Neuroimmunology Group, Nuffield Department of Clinical Neurosciences, Weatherall Institute of Molecular Medicine, John Radcliffe Hospital, University of Oxford, Oxford, UK.
Ann N Y Acad Sci. 2018 Feb;1413(1):143-153. doi: 10.1111/nyas.13592. Epub 2018 Jan 29.
Antibodies to the acetylcholine receptor (AChR) have been recognized for over 40 years and have been important in the diagnosis of myasthenia gravis (MG), and its recognition in patients of different ages and thymic pathologies. The 10-20% of patients who do not have AChR antibodies are now known to comprise different subgroups, the most commonly reported of which is patients with antibodies to muscle-specific kinase (MuSK). The use of cell-based assays has extended the repertoire of antibody tests to clustered AChRs, low-density lipoprotein receptor-related protein 4, and agrin. Autoantibodies against intracellular targets, namely cortactin, titin, and ryanodine receptor (the latter two being associated with the presence of thymoma), may also be helpful as biomarkers in some patients.
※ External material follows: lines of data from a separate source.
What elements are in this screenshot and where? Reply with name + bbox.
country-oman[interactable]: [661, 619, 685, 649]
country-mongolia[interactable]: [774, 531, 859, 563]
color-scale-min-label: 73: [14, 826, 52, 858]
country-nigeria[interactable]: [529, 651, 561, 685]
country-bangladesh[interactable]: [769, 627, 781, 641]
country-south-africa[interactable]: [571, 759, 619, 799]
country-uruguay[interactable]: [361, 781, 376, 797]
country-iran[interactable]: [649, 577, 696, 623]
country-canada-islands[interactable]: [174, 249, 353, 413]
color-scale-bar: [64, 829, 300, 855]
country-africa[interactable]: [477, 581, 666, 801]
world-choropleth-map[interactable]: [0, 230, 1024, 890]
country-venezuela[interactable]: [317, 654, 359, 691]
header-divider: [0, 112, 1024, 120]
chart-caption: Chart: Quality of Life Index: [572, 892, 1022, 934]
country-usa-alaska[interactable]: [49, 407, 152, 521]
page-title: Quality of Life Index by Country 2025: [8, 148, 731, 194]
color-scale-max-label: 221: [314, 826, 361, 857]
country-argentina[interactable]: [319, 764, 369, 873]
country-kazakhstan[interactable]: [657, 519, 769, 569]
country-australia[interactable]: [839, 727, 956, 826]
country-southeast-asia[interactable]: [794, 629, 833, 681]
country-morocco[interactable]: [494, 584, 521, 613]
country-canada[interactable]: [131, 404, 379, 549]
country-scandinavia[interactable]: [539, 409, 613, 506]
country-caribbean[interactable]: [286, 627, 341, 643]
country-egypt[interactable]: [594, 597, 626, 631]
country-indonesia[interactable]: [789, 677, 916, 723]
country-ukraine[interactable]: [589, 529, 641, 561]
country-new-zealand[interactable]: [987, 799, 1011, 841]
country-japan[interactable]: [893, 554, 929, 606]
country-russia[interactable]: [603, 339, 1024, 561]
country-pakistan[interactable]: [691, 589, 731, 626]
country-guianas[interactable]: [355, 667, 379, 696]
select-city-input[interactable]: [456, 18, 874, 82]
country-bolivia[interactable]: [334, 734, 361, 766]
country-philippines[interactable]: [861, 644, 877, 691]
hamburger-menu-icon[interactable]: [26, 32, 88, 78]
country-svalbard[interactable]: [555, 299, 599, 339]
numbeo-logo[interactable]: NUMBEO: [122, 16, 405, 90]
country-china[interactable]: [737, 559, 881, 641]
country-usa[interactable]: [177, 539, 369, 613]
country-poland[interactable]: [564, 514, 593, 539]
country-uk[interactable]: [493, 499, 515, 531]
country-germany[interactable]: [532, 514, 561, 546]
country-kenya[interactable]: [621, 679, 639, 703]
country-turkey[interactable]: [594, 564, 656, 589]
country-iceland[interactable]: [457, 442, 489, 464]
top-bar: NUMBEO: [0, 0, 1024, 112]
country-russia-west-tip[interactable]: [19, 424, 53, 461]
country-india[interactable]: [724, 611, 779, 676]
IgG4 MuSK antibodies are clearly pathogenic, but the coexisting IgG1, IgG2, and IgG3 antibodies, collectively, have effects that question the dominance of IgG4 as the sole pathologic factor in MuSK MG. After a brief historical review, we define the different subgroups and summarize the antibody characteristics. Experiments to demonstrate the in vitro and in vivo pathogenic roles of MuSK antibodies are discussed.
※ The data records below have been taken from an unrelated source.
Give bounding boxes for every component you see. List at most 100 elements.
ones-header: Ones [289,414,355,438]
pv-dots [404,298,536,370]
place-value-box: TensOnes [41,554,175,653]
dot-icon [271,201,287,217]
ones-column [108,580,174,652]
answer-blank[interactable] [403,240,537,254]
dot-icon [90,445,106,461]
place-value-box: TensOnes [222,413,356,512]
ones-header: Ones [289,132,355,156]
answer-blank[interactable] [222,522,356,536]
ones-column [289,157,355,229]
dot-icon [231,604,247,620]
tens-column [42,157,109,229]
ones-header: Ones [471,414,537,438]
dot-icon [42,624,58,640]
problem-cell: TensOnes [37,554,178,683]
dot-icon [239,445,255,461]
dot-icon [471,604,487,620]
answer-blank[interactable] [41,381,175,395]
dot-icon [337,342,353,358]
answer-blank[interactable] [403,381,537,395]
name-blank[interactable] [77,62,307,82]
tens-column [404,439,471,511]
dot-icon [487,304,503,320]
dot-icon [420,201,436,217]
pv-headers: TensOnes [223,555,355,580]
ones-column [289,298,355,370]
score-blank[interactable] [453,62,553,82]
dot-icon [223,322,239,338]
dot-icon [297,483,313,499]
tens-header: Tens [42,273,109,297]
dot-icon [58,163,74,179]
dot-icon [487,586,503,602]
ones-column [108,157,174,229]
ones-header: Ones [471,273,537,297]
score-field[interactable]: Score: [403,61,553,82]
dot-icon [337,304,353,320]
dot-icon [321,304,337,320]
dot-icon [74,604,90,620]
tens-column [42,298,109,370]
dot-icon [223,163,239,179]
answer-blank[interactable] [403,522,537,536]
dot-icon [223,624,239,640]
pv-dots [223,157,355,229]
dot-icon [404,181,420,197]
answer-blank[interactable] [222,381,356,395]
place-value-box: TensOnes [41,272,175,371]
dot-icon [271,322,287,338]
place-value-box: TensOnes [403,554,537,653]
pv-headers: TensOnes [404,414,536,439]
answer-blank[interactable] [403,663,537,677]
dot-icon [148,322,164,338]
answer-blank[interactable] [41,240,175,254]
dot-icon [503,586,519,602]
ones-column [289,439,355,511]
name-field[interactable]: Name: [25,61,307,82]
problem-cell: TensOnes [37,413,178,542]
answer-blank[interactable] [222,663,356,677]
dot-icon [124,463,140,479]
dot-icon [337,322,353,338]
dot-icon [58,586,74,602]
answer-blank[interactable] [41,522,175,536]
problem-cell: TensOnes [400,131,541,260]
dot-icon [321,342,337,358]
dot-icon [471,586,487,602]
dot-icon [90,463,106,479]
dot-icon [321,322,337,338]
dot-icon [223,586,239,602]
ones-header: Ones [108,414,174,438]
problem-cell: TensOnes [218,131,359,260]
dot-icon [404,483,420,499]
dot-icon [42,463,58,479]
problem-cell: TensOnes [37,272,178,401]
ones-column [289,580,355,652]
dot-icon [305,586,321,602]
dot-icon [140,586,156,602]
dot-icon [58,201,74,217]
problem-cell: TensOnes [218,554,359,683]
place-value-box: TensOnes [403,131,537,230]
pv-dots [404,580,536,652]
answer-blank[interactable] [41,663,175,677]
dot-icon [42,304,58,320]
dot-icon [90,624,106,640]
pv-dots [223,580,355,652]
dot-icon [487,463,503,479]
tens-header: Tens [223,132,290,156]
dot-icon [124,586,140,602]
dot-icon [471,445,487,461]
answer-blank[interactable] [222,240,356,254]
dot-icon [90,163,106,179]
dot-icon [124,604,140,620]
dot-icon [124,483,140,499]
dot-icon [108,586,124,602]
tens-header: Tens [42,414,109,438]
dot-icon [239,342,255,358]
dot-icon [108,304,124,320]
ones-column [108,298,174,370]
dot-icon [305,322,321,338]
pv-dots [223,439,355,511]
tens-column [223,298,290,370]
乙酰胆碱受体 (AChR) 抗体已被认识超过 40 年,在重症肌无力 (MG) 的诊断中具有重要意义,并且在不同年龄和胸腺病理的患者中也有识别。现在已知,10-20% 没有 AChR 抗体的患者包含不同的亚组,其中最常见的是肌肉特异性激酶 (MuSK) 抗体患者。基于细胞的检测方法将抗体检测的范围扩展到聚集的 AChR、低密度脂蛋白受体相关蛋白 4 和聚集素。针对细胞内靶标的自身抗体,即肌动蛋白结合蛋白 cortactin、titin 和肌浆网钙释放通道蛋白受体 (后两者与胸腺瘤的存在有关),在某些患者中也可能作为生物标志物有用。IgG4 MuSK 抗体显然具有致病性,但共存的 IgG1、IgG2 和 IgG3 抗体具有质疑 IgG4 作为 MuSK MG 唯一病理因素的主导地位的作用。在简要回顾历史之后,我们定义了不同的亚组并总结了抗体特征。讨论了证明 MuSK 抗体在体外和体内的致病作用的实验。